Un pari à haut risque
Bien que le projet paraisse solide, le pari de la Métropole rouennaise n'en reste pas moins osé. Pratique courante dans le commerce, la préemption urbaine appliquée à un site industriel de cette ampleur est inédite. Et pour cause, elle est autrement plus risquée. L'agglomération devra, en effet, débourser quelque huit millions d'euros pour acquérir l'usine et son matériel de production (stocks, machines, informatique...). Et ce alors même que la faisabilité technique et surtout économique du projet des acheteurs pressentis n'est pas complètement démontrée à ce stade.
« On n'est pas au bout de nos peines, c'est une étape », a d'ailleurs admis Nicolas Mayer Rossignol devant les élus de son assemblée. De fait, un certain nombre de freins doivent encore être levés. Entrés tardivement dans la course, les deux acheteurs potentiels doivent s'assurer d'un soutien bancaire public ou privé et de l'apport de subventions locales et nationales. Ils doivent en outre obtenir des garanties de la CRE sur le tarif de rachat de l'électricité de l'énorme chaudière biomasse (l'équivalent d'un tiers de la consommation de la Normandie) qui est adossée à l'installation. En clair, il leur est difficile sinon impossible d'espérer une issue favorable sans un appui simultané des collectivités locales et de l'Etat.

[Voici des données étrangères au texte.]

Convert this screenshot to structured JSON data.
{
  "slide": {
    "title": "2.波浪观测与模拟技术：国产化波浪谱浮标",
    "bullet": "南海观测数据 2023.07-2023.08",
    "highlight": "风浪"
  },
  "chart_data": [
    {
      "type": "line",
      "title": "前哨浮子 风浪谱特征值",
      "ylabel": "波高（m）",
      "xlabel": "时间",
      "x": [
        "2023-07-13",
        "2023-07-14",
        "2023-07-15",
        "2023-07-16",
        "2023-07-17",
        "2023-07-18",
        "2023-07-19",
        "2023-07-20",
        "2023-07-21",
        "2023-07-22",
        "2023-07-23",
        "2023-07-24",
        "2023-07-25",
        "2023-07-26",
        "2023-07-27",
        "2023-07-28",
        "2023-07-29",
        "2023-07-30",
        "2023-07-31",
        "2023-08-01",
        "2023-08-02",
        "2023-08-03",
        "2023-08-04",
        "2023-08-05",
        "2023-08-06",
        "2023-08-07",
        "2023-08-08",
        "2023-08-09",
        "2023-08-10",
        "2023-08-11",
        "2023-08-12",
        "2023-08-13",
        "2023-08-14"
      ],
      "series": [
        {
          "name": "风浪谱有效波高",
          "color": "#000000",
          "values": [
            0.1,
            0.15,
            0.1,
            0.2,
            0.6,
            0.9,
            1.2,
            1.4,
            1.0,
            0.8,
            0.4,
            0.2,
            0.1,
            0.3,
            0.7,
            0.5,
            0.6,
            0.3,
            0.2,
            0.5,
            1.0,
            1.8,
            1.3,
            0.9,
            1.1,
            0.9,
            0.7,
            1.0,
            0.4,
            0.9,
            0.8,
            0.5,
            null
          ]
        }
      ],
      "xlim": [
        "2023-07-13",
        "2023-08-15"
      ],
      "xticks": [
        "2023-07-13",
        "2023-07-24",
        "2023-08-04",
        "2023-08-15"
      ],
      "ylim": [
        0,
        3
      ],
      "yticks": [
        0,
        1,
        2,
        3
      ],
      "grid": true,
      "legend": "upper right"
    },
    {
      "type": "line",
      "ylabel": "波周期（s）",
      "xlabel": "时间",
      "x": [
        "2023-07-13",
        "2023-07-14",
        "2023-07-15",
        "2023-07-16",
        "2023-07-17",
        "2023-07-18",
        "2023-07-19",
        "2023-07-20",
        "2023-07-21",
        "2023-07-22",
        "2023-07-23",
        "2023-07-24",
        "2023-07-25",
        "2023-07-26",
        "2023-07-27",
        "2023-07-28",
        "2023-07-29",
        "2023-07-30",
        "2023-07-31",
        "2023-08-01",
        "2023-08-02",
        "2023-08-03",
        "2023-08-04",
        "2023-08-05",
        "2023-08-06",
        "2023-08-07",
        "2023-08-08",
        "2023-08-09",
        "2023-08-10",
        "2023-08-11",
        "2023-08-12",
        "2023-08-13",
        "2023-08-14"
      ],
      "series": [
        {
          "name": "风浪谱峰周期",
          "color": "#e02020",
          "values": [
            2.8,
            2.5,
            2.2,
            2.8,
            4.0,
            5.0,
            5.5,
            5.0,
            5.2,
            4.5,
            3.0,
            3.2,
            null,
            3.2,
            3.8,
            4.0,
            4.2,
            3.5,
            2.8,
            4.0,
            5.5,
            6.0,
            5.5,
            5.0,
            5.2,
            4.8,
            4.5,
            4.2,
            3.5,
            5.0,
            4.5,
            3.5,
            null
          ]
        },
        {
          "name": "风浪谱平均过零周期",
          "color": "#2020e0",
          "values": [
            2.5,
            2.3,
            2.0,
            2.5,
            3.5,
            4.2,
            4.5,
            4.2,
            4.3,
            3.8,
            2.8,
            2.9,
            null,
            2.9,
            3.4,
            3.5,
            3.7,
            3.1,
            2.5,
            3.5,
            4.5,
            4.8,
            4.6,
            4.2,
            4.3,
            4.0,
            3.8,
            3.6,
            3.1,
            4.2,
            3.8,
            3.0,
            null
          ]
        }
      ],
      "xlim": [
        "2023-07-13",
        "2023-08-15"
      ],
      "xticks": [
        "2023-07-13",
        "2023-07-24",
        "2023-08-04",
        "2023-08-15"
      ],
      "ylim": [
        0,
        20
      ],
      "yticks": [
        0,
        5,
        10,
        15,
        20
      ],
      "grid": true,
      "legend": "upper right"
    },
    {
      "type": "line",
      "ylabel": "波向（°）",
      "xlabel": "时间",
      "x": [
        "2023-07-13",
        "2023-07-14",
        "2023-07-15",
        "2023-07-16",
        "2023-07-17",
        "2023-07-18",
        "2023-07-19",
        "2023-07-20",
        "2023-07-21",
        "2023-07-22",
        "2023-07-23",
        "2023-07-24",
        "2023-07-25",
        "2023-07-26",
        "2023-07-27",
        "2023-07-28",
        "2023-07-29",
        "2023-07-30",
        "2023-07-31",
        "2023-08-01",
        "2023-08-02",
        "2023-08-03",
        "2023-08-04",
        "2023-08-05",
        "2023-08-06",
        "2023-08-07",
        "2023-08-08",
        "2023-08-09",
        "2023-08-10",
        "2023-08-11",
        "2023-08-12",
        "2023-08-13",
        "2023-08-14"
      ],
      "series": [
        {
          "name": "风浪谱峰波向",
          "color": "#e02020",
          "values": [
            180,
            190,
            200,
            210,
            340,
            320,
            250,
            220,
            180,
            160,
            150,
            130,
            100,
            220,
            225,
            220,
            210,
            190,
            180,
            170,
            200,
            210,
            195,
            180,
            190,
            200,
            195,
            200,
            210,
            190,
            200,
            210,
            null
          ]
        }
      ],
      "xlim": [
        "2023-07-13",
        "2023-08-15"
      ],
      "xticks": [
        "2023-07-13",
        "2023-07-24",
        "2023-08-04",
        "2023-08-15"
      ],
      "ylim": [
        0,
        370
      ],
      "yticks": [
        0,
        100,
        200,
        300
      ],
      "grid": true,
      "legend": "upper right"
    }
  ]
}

Le changement de pied de Bercy
De ce point de vue, la situation a nettement évolué. Après avoir longtemps rechigné à prendre parti pour l'une ou l'autre des solutions de reprise laissant UPM seul juge, le ministère de l'économie prête désormais une oreille plus attentive au projet de Veolia et Fibre Excellence. « Il bénéficie dorénavant d'un soutien visible à Bercy », assure le représentant des cadres au sein de l'intersyndicale, Arnaud Dauxerre que La Tribune a interrogé vendredi dernier juste à la sortie d'une réunion avec la délégation interministérielle à la restructuration.
Le changement de pied (tardif) du ministère de Bruno Le Maire est aussi salué par Nicolas Mayer Rossignol qui avait beaucoup pesté contre les atermoiements du gouvernement. « Nous avons longtemps prêché dans le désert. Il a fallu aller contre une certaine forme de technocratie et que le politique reprenne la main. C'est ce qui est en train d'arriver », se félicite t-il. Reste maintenant à finaliser le projet de reprise industriel. Dans tous les cas, le temps presse. Les échéances électorales se rapprochent et rien ne dit que le prochain gouvernement issu des urnes se montrera aussi coopératif.